Friday, September 13, 2013

Vou com as andorinhas

Nada a fazer, amor, eu sou do bando
Impermanente das aves friorentas;
E nos galhos dos anos desbotando
Já as folhas me ofuscam macilentas;

E vou com as andorinhas. Até quando?
À vida breve não perguntes: cruentas
Rugas me humilham. Não mais em estilo brando
Ave estroina serei em mãos sedentas.

Pensa-me eterna que o eterno gera
Quem na amada o conjura. Além, mais alto,
Em ileso beiral, aí espera:

Andorinha indemne ao sobressalto
Do tempo, núncia de perene primavera.
Confia. Eu sou romântica. Não falto.

Natália Correia (1923 - 1993) in Sonetos Românticos

Thursday, September 12, 2013

A visita



O facto de a Carina estar de regresso, após um ano de ausência no estrangeiro, serviu de pretexto para reunir um grupo de amigas e celebrar a intensidade do final do Verão, e o sentido de esperança e promessa, nos dias que aí vêm. 

Wednesday, September 11, 2013

Universo coreográfico


Tuesday, September 10, 2013

O reencontro

Totalmente desinspirada, o enorme distanciamento em relação à cidade, obriga-a a partir, apesar de muita hesitação.

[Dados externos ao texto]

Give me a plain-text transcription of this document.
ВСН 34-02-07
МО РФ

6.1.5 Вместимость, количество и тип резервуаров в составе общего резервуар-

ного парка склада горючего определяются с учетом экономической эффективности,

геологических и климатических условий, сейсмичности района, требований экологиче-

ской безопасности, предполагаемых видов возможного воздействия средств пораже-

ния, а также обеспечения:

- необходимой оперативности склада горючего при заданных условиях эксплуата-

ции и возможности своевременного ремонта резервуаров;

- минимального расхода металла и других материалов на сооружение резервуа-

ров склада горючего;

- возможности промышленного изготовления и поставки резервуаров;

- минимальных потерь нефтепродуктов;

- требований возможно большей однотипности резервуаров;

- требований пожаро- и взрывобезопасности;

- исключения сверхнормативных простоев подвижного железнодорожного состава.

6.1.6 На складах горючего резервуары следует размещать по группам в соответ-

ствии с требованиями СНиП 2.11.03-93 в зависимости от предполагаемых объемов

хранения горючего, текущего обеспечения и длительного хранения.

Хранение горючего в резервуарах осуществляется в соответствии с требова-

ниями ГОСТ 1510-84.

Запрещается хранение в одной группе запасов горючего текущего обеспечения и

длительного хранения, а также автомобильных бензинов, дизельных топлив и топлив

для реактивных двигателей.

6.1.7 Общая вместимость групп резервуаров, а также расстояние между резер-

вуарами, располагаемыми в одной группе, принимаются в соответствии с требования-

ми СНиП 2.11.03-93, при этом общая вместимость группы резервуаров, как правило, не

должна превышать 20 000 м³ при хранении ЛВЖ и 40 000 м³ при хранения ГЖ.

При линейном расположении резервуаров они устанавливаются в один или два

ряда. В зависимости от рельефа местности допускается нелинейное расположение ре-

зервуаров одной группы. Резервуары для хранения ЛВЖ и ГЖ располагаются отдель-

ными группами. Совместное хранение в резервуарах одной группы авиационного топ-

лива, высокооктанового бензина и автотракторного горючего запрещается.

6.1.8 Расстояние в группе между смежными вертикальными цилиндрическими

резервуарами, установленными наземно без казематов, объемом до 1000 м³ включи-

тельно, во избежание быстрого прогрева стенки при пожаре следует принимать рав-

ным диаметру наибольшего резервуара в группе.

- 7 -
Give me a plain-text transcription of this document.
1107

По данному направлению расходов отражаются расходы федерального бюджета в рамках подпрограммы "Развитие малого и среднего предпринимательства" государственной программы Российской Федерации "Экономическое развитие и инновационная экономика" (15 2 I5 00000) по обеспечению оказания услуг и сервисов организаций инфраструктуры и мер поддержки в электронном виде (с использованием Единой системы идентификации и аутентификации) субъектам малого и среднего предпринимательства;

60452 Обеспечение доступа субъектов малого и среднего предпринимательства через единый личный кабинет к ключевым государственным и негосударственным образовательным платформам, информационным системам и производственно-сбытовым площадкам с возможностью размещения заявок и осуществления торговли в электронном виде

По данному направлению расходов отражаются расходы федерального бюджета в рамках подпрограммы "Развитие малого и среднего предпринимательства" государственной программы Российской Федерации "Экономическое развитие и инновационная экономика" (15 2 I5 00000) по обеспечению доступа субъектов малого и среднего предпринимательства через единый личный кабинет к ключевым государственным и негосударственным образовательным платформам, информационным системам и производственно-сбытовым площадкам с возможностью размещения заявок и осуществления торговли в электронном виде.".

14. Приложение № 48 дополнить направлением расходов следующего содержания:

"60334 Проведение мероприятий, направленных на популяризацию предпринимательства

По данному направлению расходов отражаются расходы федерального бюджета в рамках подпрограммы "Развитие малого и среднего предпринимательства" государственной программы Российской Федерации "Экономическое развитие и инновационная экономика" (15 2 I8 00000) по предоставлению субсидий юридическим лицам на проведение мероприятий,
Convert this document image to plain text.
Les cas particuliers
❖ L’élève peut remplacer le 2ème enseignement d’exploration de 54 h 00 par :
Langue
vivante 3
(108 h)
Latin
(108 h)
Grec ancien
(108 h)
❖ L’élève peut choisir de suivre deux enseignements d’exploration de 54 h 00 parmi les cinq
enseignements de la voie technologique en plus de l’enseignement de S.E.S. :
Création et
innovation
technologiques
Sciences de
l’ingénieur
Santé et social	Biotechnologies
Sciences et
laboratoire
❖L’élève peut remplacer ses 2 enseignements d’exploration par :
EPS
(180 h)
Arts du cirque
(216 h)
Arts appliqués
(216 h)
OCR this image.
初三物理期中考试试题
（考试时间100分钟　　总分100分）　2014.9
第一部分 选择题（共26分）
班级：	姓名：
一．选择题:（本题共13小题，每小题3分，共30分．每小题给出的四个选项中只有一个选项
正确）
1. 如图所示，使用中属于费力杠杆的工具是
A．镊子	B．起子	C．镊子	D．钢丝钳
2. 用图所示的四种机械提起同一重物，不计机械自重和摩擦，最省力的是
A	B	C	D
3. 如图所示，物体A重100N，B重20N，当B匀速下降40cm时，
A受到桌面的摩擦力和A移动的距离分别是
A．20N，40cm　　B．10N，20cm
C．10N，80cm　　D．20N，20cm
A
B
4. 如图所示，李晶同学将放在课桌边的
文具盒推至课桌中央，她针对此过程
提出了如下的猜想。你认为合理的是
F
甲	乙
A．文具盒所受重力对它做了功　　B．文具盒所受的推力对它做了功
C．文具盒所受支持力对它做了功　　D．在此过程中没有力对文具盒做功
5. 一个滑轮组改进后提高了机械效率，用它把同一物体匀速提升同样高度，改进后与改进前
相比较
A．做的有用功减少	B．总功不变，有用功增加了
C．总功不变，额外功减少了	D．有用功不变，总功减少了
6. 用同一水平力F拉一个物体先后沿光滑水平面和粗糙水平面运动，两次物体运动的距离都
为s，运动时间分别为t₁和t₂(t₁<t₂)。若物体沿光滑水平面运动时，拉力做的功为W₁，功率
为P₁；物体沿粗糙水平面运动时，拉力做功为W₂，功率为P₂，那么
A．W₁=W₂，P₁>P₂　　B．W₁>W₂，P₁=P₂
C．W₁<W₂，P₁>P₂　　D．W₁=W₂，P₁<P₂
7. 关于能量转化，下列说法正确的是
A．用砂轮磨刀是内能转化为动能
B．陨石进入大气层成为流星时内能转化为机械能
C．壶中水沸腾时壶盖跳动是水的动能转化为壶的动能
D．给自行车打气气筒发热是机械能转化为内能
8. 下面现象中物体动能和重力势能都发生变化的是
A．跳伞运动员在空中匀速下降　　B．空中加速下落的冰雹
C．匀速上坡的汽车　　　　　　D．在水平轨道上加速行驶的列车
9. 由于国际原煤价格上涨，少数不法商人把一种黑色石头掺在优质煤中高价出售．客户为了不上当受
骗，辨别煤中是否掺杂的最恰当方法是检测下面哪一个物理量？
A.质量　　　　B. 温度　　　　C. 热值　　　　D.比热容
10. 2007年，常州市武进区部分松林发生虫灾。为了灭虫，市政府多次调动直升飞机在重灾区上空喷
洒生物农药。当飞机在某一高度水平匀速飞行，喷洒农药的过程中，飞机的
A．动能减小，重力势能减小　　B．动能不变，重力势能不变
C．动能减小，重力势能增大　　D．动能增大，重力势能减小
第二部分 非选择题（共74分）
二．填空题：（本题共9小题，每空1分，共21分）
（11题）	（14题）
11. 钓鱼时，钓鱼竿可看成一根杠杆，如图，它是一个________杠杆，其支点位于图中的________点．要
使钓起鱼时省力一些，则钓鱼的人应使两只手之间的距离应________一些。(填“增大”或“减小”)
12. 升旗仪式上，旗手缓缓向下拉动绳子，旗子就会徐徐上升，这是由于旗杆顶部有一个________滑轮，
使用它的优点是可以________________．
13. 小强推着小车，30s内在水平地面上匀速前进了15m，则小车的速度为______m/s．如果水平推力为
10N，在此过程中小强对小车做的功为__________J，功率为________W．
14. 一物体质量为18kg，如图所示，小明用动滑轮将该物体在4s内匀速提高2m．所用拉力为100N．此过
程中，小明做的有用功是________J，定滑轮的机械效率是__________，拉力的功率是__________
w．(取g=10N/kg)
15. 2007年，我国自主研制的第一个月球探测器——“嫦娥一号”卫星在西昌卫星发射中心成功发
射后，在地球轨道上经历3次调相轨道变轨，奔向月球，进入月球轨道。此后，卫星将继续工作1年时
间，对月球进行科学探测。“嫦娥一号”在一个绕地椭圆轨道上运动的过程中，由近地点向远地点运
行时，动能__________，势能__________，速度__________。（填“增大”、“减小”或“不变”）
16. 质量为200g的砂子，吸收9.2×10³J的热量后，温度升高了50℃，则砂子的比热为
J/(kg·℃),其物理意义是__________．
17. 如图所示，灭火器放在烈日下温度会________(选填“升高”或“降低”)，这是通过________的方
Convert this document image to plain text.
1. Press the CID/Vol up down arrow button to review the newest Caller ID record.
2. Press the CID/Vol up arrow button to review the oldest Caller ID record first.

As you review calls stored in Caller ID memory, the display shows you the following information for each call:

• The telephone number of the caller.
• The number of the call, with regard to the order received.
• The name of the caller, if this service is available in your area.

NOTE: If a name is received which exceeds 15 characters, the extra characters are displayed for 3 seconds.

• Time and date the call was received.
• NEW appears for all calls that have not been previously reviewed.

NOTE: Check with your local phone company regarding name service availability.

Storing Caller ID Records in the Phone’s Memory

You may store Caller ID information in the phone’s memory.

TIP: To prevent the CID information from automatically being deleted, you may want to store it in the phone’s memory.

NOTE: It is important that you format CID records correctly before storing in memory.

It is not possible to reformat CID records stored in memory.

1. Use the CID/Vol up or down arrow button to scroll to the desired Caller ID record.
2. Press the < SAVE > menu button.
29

Importa saber que, os percursos incertos nunca auguraram nada de bom. Contudo, anos volvidos, ela encarou a vida com a determinação que sempre a caracterizou, dando o salto quântico que a devolve à ruralidade da infância e lhe permite, uma vez mais, ser feliz.

Monday, September 9, 2013

Recursos selvagens





Despontam, espontâneos, em terrenos incultos e pedregosos, muitas vezes, junto a oliveiras, ou pelas fendas de velhos muros. Estes pequenos arbustos, de espinhos fortes, apresentam pequenas bagas encarnadas, e floração intensa no Verão. A dureza da terra contrasta com a delicadeza da sua aparência branca e luminosa, e a suavidade do seu aroma. Lá para finais de Novembro colheremos os novos rebentos – os espargos bravos! Depois de se remover as extremidades mais rijas, os restantes pedaços, por serem tenros, são muito apreciados em ovos mexidos, migas, grelhados e enrolados em presunto, ou simplesmente, salteados em azeite e alho. Nestas caminhadas ao ar livre com o Rico é com paixão que, acompanhamos o ritmo das estações, em perfeita comunhão com a natureza. 

Sunday, September 8, 2013

Oculto abrigo

Pela dança voltamos ao ventre materno. Foi lá, nesse oculto abrigo, que libertamos o primeiro tambor e executamos os primeiros movimentos de embalo. Foi lá que fomos peixes, fomos água, adormecida onda, incessante maré.

Mia Couto

Saturday, September 7, 2013

Urgência

 Porque
 não vens agora, que te quero
 E adias esta urgência?
 Prometes-me o futuro e eu desespero
 O futuro é o disfarce da impotência.

 Hoje, aqui, já, neste momento,
 Ou nunca mais.
 A sombra do alento é o desalento
 O desejo o limite dos mortais.

 Miguel Torga



Friday, September 6, 2013

Tempo de passagem

Movimenta-se de uma forma frágil e ligeira, e de certa maneira como se, passo a passo, lhe acompanhasse o destino. Primeiro, momentaneamente, liberta, em acelerada queda livre, não se parecendo a nada antes visto. A partir daqui o que está por trás desta visão é toda uma percepção intuitiva onde tudo se lhe afigura exacto e, inegavelmente, com um forte sentido de esperança.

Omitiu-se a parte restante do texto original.